I don't think anyone is buying the argument of these liberal Marxists.
opheliajadefeldt
Immigration is benefiting most industrial nations at present, but there will come a time that it does not, and the numbers become overwhelming. Allowing untold numbers of immigrants into any country will have its limits. ....ps. I am not against immigration because it is beneficial to the countries they live in, but that will not continue to be the case.
Zaphod
opheliajadefeldt
Controlled immigration is not the same as uncontrolled mass migration of alien populations that go straight into the welfare system. It is a misleading word game to confuse the two.
wallace
"Illegal immigrants cannot claim benefits in the UK. A person is classed as an illegal immigrant when they do not have the right to remain in the country."
"Asylum support rates are currently set at £49.18 per person per week or £7 a day to cover essential living needs like food, travel, clothing and communications. They are set at £8.86 for those in full board accommodation. Which was reduced in January 2024 from £9.58."
JeffLee
We don't see this in the real world. Canada, for example, often has the highest immigration rate of developed countries, with population growth of 3.2 percent last year, yet its advanced high valued added industries have nearly all disappeared.
In the 90s, Canadian companies were the world's top makers internet equipment, train cars and systems, smartphones and the third biggest airline manufacturer. Those are all gone now. Name one famous Canadian brand. Ha, didn't think so.
By contrast, the tech manufacturing superstars are China, Japan and S. Korea, whose reliance on immigrants is extremely low, particularly long-term immigrants.
Moonraker
"Those 'economic interests' pay for all of your public services. When the economy declines, they will too."
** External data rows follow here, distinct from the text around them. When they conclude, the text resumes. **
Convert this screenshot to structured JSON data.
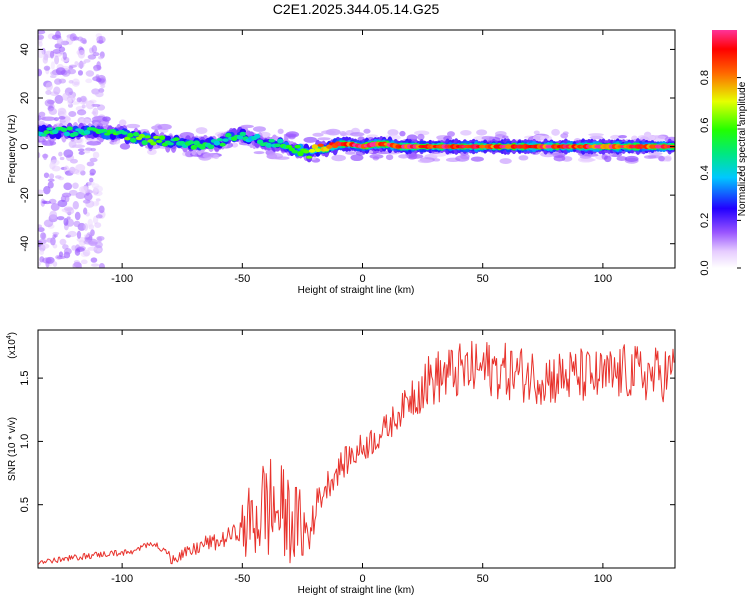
{
  "figure_title": "C2E1.2025.344.05.14.G25",
  "chart_data": [
    {
      "type": "heatmap",
      "title": "C2E1.2025.344.05.14.G25",
      "xlabel": "Height of straight line (km)",
      "ylabel": "Frequency (Hz)",
      "xlim": [
        -135,
        130
      ],
      "ylim": [
        -50,
        48
      ],
      "xticks": [
        -100,
        -50,
        0,
        50,
        100
      ],
      "yticks": [
        -40,
        -20,
        0,
        20,
        40
      ],
      "colorbar": {
        "label": "Normalized spectral amplitude",
        "range": [
          0.0,
          1.0
        ],
        "ticks": [
          "0.0",
          "0.2",
          "0.4",
          "0.6",
          "0.8"
        ]
      },
      "ridge": {
        "x": [
          -135,
          -110,
          -100,
          -90,
          -80,
          -70,
          -60,
          -55,
          -50,
          -45,
          -40,
          -35,
          -30,
          -25,
          -22,
          -20,
          -15,
          -10,
          -5,
          0,
          5,
          10,
          15,
          20,
          30,
          40,
          50,
          60,
          70,
          80,
          90,
          100,
          110,
          120,
          130
        ],
        "freq": [
          6,
          6,
          5,
          3,
          2,
          1,
          1,
          4,
          5,
          3,
          2,
          1,
          0,
          -2,
          -3,
          -1,
          0,
          1,
          1,
          0,
          1,
          1,
          0,
          0,
          0,
          0,
          0,
          0,
          0,
          0,
          0,
          0,
          0,
          0,
          0
        ],
        "amplitude": [
          0.45,
          0.5,
          0.55,
          0.6,
          0.5,
          0.5,
          0.45,
          0.5,
          0.45,
          0.4,
          0.45,
          0.5,
          0.55,
          0.6,
          0.6,
          0.7,
          0.8,
          0.85,
          0.9,
          0.95,
          0.95,
          0.9,
          0.95,
          0.9,
          0.9,
          0.88,
          0.88,
          0.9,
          0.9,
          0.88,
          0.88,
          0.9,
          0.88,
          0.9,
          0.88
        ]
      }
    },
    {
      "type": "line",
      "xlabel": "Height of straight line (km)",
      "ylabel": "SNR (10 * v/v)",
      "y_multiplier": "(x10",
      "y_multiplier_exp": "4",
      "xlim": [
        -135,
        130
      ],
      "ylim": [
        0.0,
        1.88
      ],
      "xticks": [
        -100,
        -50,
        0,
        50,
        100
      ],
      "yticks": [
        0.5,
        1.0,
        1.5
      ],
      "ytick_labels": [
        "0.5",
        "1.0",
        "1.5"
      ],
      "color": "#e8332d",
      "series": [
        {
          "name": "SNR",
          "x": [
            -135,
            -125,
            -115,
            -105,
            -95,
            -88,
            -80,
            -72,
            -65,
            -60,
            -55,
            -50,
            -45,
            -40,
            -35,
            -30,
            -25,
            -22,
            -20,
            -15,
            -10,
            -5,
            0,
            5,
            10,
            15,
            20,
            25,
            30,
            40,
            50,
            60,
            70,
            80,
            90,
            100,
            110,
            120,
            130
          ],
          "y": [
            0.02,
            0.04,
            0.07,
            0.09,
            0.1,
            0.18,
            0.08,
            0.12,
            0.2,
            0.2,
            0.26,
            0.3,
            0.38,
            0.5,
            0.45,
            0.38,
            0.32,
            0.22,
            0.48,
            0.65,
            0.78,
            0.88,
            0.95,
            1.02,
            1.1,
            1.22,
            1.35,
            1.45,
            1.5,
            1.55,
            1.58,
            1.55,
            1.52,
            1.5,
            1.52,
            1.5,
            1.55,
            1.52,
            1.55
          ]
        }
      ]
    }
  ]
}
Maybe. I am just pointing out, if you read it well, that 40+ years of neo-liberal policy primarily on behalf of the rich and the corporations has not been an unqualified success and that people might be reluctant to vote for it in retrospect. Are you saying it has been? Have the benefits been much greater than the costs? Don't we all pay the costs (as part of "growth") while those who create them largely get off scot-free? Isn't that the purpose?
jeffy
I have a question. If immigrants are supposedly the solution to population decline, then why is there such heavy investment into increasing automation and employee free businesses which evidently assumes that there will be fewer people? I mean, I understand that the vast majority of immigrants are college educated neurosurgeons and nuclear scientists, so their jobs are secure far into the future, but what about that tiny fraction of the immigration population that, I don't know, can only clean office buildings and work the register at convenient stores? Will those investing in automation and employee free businesses be sure to keep these unsung heroes in mind?
mikeylikesit
Most of my ancestors emigrated from Europe to America in the last 400 years. They certainly generated a lot of value via domestic production and global trade.
Of course, that 1/16 portion of my ancestors who are Native American might look differently on this “value.” They faced loss of land and near extermination at the hands of those value-creating immigrants
Great Bird
Yeah, the liberal Marxists! Even though it remains an undiscovered species, they sure are a big problem. Work a bit on your labels please.
albaleo
I think they are those that read Adam Smith on Mondays, Karl Marx on Tuesdays, and Superman for the rest of the week.